Minister of Health

On 27th April 2022, the Lusaka District Health Office was notified of an increase in persons presenting with flu-like symptoms around the University of Zambia Great East Road campus. Our Disease Intelligence team led by the Zambia National Public Health Institute investigated the upsurge in flu-like illness amidst the COVID-19 outbreak.

A total of 40 samples were collected and tested at the National Virology Laboratory, based at the University Teaching Hospital. The investigation revealed all except one (1) were infected with Influenza H3N2. This is a positivity rate of 97.5% among those sampled. None of the patients were positive for COVID-19.

The age range of those infected was 14 to 47 years, with 23 being male and 16 females.

Influenza is a common respiratory disease that affects people globally. It is a common cold flu with signs and symptoms similar to those presented in COVID-19. These include fever, chills, headache, cough, shortness of breath, sore throat, congestion of chest and runny nose. Some people may have vomiting and even diarrhoea, though this is more common in children than in adults.

Influenza is caused by influenza viruses that infect the nose, throat, and lungs. The viruses spread from person to person when an infected person coughs, sneezes or talks, releasing droplets with the virus into the air and potentially into the mouths or noses of people who are nearby.

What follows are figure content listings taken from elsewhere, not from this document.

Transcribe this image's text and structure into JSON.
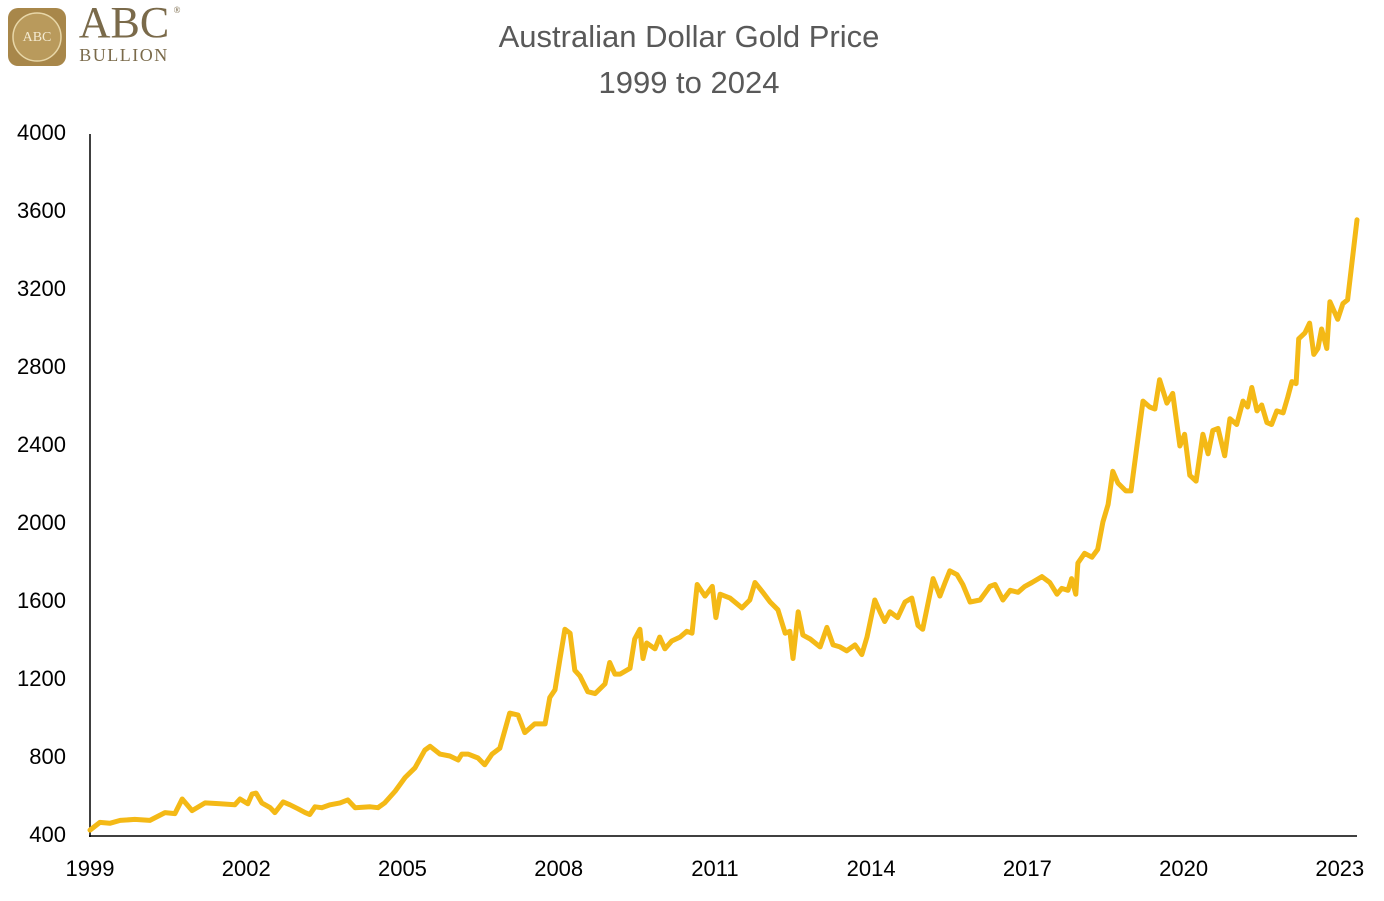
{
  "logo": {
    "mark": "ABC",
    "name": "ABC",
    "registered": "®",
    "tagline": "BULLION"
  },
  "chart_data": {
    "type": "line",
    "title": "Australian Dollar Gold Price",
    "subtitle": "1999 to 2024",
    "color": "#f4b916",
    "grid": false,
    "x": [
      1999.0,
      1999.19,
      1999.38,
      1999.58,
      1999.86,
      2000.15,
      2000.44,
      2000.63,
      2000.77,
      2000.96,
      2001.21,
      2001.5,
      2001.78,
      2001.88,
      2002.03,
      2002.11,
      2002.19,
      2002.3,
      2002.46,
      2002.55,
      2002.71,
      2002.84,
      2002.99,
      2003.13,
      2003.22,
      2003.32,
      2003.45,
      2003.61,
      2003.8,
      2003.95,
      2004.09,
      2004.38,
      2004.53,
      2004.66,
      2004.86,
      2005.05,
      2005.24,
      2005.43,
      2005.53,
      2005.72,
      2005.91,
      2006.07,
      2006.14,
      2006.26,
      2006.45,
      2006.58,
      2006.72,
      2006.87,
      2007.06,
      2007.22,
      2007.35,
      2007.54,
      2007.74,
      2007.83,
      2007.93,
      2008.02,
      2008.12,
      2008.22,
      2008.31,
      2008.41,
      2008.56,
      2008.7,
      2008.89,
      2008.98,
      2009.08,
      2009.18,
      2009.37,
      2009.46,
      2009.56,
      2009.62,
      2009.69,
      2009.85,
      2009.94,
      2010.04,
      2010.17,
      2010.33,
      2010.46,
      2010.56,
      2010.66,
      2010.81,
      2010.95,
      2011.02,
      2011.1,
      2011.29,
      2011.52,
      2011.67,
      2011.77,
      2011.92,
      2012.06,
      2012.21,
      2012.35,
      2012.44,
      2012.5,
      2012.6,
      2012.69,
      2012.83,
      2013.02,
      2013.15,
      2013.27,
      2013.4,
      2013.53,
      2013.69,
      2013.82,
      2013.92,
      2014.07,
      2014.17,
      2014.26,
      2014.36,
      2014.51,
      2014.65,
      2014.78,
      2014.9,
      2014.99,
      2015.19,
      2015.32,
      2015.42,
      2015.51,
      2015.65,
      2015.76,
      2015.9,
      2016.09,
      2016.28,
      2016.38,
      2016.53,
      2016.67,
      2016.82,
      2016.95,
      2017.09,
      2017.28,
      2017.43,
      2017.57,
      2017.66,
      2017.78,
      2017.85,
      2017.93,
      2017.97,
      2018.1,
      2018.24,
      2018.35,
      2018.45,
      2018.55,
      2018.64,
      2018.74,
      2018.89,
      2018.99,
      2019.1,
      2019.22,
      2019.35,
      2019.45,
      2019.54,
      2019.68,
      2019.79,
      2019.93,
      2020.02,
      2020.12,
      2020.24,
      2020.37,
      2020.47,
      2020.56,
      2020.66,
      2020.79,
      2020.89,
      2021.02,
      2021.14,
      2021.23,
      2021.31,
      2021.41,
      2021.5,
      2021.6,
      2021.69,
      2021.79,
      2021.91,
      2022.0,
      2022.08,
      2022.16,
      2022.21,
      2022.33,
      2022.42,
      2022.5,
      2022.58,
      2022.65,
      2022.75,
      2022.81,
      2022.96,
      2023.06,
      2023.15,
      2023.33
    ],
    "values": [
      430,
      470,
      465,
      480,
      485,
      480,
      520,
      515,
      590,
      530,
      570,
      565,
      560,
      590,
      565,
      615,
      620,
      570,
      545,
      520,
      575,
      560,
      540,
      520,
      510,
      550,
      545,
      560,
      570,
      585,
      545,
      550,
      545,
      570,
      630,
      700,
      750,
      840,
      860,
      820,
      810,
      790,
      820,
      820,
      800,
      765,
      820,
      850,
      1030,
      1020,
      930,
      975,
      975,
      1110,
      1150,
      1300,
      1460,
      1440,
      1250,
      1220,
      1140,
      1130,
      1180,
      1290,
      1230,
      1230,
      1260,
      1410,
      1460,
      1310,
      1390,
      1360,
      1420,
      1360,
      1400,
      1420,
      1450,
      1440,
      1690,
      1630,
      1680,
      1520,
      1640,
      1620,
      1570,
      1610,
      1700,
      1650,
      1600,
      1560,
      1440,
      1450,
      1310,
      1550,
      1430,
      1410,
      1370,
      1470,
      1380,
      1370,
      1350,
      1380,
      1330,
      1420,
      1610,
      1550,
      1500,
      1550,
      1520,
      1600,
      1620,
      1480,
      1460,
      1720,
      1630,
      1700,
      1760,
      1740,
      1690,
      1600,
      1610,
      1680,
      1690,
      1610,
      1660,
      1650,
      1680,
      1700,
      1730,
      1700,
      1640,
      1670,
      1660,
      1720,
      1640,
      1800,
      1850,
      1830,
      1870,
      2010,
      2100,
      2270,
      2210,
      2170,
      2170,
      2390,
      2630,
      2600,
      2590,
      2740,
      2620,
      2670,
      2400,
      2460,
      2250,
      2220,
      2460,
      2360,
      2480,
      2490,
      2350,
      2540,
      2510,
      2630,
      2600,
      2700,
      2580,
      2610,
      2520,
      2510,
      2580,
      2570,
      2650,
      2730,
      2720,
      2950,
      2980,
      3030,
      2870,
      2900,
      3000,
      2900,
      3140,
      3050,
      3130,
      3150,
      3560
    ],
    "xlim": [
      1999,
      2023.33
    ],
    "xticks": [
      1999,
      2002,
      2005,
      2008,
      2011,
      2014,
      2017,
      2020,
      2023
    ],
    "ylim": [
      400,
      4000
    ],
    "yticks": [
      400,
      800,
      1200,
      1600,
      2000,
      2400,
      2800,
      3200,
      3600,
      4000
    ]
  }
}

Again, this is the same way COVID-19 is transmitted.

Persons at higher risk of influenza include those under 2 years old or 65 years and older; pregnant women or those who recently gave birth; and those with a chronic conditions, such as diabetes, asthma, heart disease, or HIV.

The prevention measures include:

1. Avoiding contact with people suspected cases and those who are sick; PLEASE stay home when you are sick.

2. Practice good cough etiquette: when you cough or sneeze, cover your mouth and nose with a tissue or if you do not have one, cough or sneeze into your folded elbow. Having a mask on prevents spread and will also protect uninfected persons.

3. Practice frequent handwashing and sanitising.

4. If someone in your home has the flu, clean and disinfect surfaces, especially high touch surfaces like door handles, sinks and counters.

5. Strengthen your immune system by following a healthy nutrient rich diet (especially with Vitamin C) and exercising regularly.

6. Keeping warm with neck and chest covered, taking warm fluids and having enough rest.

It is important to note that one may be able to spread flu to someone else before they themselves present with obvious flu symptoms, as well as while sick.

While at this, we must continue to fight off the COVID-19 pandemic. Let us remember that the preventative five golden rules apply effectively in the prevention and control of influenza and other infections.

Members of the Press, country men and women, the COVID-19 pandemic is not over. In the last 24 hours, we recorded 93 new COVID-19 cases out of 2,067 tests. Of the new cases, eight were admitted to treatment facilities. On a sad note we recorded four new COVID-19 associated deaths, all of whom were unvaccinated individuals. We urge all eligible persons to please get vaccinated at the earliest opportunity. The vaccines are safe, effective and freely available at numerous centres dotted around the country. To date, we have fully vaccinated close to 2.5million people, and over 110,000 have received their booster vaccination. We are also pleased to report that the number of children 12-17 years old who have been vaccinated continues to rise with over 260,000 so far having received their first dose, and of these 39,979 are fully vaccinated. As the school holidays draw to a close, we urge all parents to ensure that their eligible children are vaccinated before they return to school for the upcoming term.

 

Make the safe choice for you and your family. Get vaccinated today.